Power converter circuits with an AC/DC converter and a DC/DC converter can be configured to receive an AC input voltage and to provide a DC output voltage to a load. Many electronic devices, such as computers, TV sets, etc., or batteries that have to be charged, require a DC voltage as an input voltage, while the supply voltage that is available from the power grid is an AC voltage. In these cases an AC/DC conversion, that converts the AC input voltage into a DC output voltage, is required. In particular in those cases, in which the power consumption of the load is higher than several 10 W, additionally to the power conversion, a power factor correction is required. The power factor correction serves to minimize the reactive power and to maximize the real power taken from the grid.
A power converter circuit that provides power factor correction includes a power factor corrector (PFC) and a DC/DC converter coupled to the PFC. The PFC acts as a AC/DC converter and is usually a boost converter that generates a DC voltage that is higher than the amplitude (peak value) of the AC input voltage from the AC input voltage. The DC/DC converter converts the DC voltage provided by the PFC into a DC output voltage supplied to the load voltage. The input voltage and the input current of the PFC have a sine waveform. When the power factor of the PFC is close to 1, such as between 0.97 and 1, the input voltage and the input current are almost in phase, so that the input power of the PFC has a sine squared (sin2) waveform that cause ripples of the PFC output voltage. In order to reduce the amplitude of those ripples, a capacitor that is also referred to as DC link capacitor, is connected between output terminals of the PFC.
The DC link capacitor may have a capacitance of up to several mF (milli-Farads) and is usually implemented as an electrolytic capacitor. However, electrolytic capacitors have a relatively short lifetime, have high leakage currents, and are expensive.
Power converters with a DC/DC converter and DC/AC converter can be configured to receive a DC input voltage from a voltage source, such as a solar panel, a battery, or the like, and to generate an AC output voltage, that may be supplied to a power grid. In those applications, the DC/DC converter is usually implemented as a boost converter that generates a DC output voltage that is higher than the peak voltage of the desired AC output voltage. The DC/AC converter (inverter) converts the DC output voltage of the DC/DC converter into an AC output voltage. The output voltage and the output current of the DC/AC converter have a sine waveform. When the output voltage and the output current are in phase the output power of the DC/AC converter has a sine squared (sin2) waveform, while the input power it receives from the DC/DC converter is constant at a given input power of the DC/DC converter. In order to reduce ripples of the DC input voltage of the DC/AC converter that may negatively affect the function of the DC/DC converter a capacitor is connected between the input terminals of the DC/AC converter.

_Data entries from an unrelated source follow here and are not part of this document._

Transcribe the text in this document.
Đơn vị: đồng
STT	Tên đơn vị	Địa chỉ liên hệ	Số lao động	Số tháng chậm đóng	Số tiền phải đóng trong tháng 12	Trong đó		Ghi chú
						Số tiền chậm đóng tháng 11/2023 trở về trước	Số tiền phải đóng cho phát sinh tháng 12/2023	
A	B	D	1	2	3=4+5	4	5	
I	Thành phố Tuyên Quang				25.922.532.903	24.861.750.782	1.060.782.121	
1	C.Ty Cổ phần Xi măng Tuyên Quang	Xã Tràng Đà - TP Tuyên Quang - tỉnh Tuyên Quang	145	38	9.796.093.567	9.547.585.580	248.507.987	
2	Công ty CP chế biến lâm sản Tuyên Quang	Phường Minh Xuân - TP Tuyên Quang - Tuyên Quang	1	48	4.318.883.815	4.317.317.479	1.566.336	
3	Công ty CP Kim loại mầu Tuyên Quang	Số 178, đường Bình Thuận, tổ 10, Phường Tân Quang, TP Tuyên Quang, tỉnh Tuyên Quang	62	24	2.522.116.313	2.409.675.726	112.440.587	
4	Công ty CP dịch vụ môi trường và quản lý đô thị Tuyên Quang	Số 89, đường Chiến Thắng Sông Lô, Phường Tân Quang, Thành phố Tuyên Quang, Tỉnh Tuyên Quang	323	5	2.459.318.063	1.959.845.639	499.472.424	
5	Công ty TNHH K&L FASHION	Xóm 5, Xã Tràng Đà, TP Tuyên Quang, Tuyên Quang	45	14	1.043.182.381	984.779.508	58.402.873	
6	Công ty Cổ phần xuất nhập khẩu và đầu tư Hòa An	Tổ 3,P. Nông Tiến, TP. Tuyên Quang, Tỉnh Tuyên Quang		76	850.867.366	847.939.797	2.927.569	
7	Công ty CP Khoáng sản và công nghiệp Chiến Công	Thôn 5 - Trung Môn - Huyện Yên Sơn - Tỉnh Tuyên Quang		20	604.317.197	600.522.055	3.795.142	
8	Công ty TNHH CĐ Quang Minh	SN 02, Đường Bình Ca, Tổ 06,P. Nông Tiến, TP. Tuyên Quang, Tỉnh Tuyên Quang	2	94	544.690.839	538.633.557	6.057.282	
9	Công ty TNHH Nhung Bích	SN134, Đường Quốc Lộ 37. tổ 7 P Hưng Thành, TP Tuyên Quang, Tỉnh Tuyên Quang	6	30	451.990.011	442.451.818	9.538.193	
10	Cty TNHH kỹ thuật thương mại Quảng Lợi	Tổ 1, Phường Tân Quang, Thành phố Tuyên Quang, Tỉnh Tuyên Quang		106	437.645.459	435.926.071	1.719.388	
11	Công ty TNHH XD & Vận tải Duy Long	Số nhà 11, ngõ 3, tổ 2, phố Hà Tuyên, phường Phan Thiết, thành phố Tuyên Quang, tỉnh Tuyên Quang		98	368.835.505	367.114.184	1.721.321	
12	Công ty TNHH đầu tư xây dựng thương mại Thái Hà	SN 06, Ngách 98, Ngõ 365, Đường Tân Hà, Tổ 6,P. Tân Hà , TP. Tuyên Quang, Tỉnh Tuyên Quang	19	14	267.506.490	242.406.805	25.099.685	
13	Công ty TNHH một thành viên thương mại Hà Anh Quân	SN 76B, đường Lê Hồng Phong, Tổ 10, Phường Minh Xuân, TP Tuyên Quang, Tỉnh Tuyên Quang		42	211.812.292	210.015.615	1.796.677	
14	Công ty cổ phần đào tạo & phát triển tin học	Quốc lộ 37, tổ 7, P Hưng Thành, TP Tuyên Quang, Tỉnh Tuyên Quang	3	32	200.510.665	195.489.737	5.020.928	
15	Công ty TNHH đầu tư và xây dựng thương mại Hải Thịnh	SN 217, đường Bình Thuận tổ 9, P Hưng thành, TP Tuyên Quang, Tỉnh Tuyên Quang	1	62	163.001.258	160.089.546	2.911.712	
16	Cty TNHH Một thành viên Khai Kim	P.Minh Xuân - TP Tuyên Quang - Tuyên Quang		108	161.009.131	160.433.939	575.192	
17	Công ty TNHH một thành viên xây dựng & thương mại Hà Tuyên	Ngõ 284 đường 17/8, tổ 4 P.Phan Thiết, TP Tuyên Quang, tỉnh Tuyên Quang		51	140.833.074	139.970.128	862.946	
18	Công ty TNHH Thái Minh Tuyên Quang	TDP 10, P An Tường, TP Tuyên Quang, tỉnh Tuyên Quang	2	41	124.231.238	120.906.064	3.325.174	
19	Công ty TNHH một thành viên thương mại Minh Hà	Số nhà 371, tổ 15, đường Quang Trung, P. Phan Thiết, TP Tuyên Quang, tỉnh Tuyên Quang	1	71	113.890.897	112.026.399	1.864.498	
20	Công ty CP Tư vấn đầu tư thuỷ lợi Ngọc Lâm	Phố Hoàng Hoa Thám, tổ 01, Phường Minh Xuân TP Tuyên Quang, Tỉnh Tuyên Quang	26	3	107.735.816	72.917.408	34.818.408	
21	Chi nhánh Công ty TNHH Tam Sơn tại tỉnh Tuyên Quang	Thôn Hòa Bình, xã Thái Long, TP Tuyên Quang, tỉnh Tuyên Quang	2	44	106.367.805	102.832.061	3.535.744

This capacitor may have a capacitance of up to several mF (milli-Farads) and is usually implemented as an electrolytic capacitor. However, electrolytic capacitors have a relatively short lifetime, have high leakage currents, and are expensive.
There is, therefore, a need to provide a power converter circuit with a DC/DC converter and a DC/AC converter in which the size of a capacitor connected between input terminals of the DC/AC converter can be reduced without degrading the power conversion efficiency.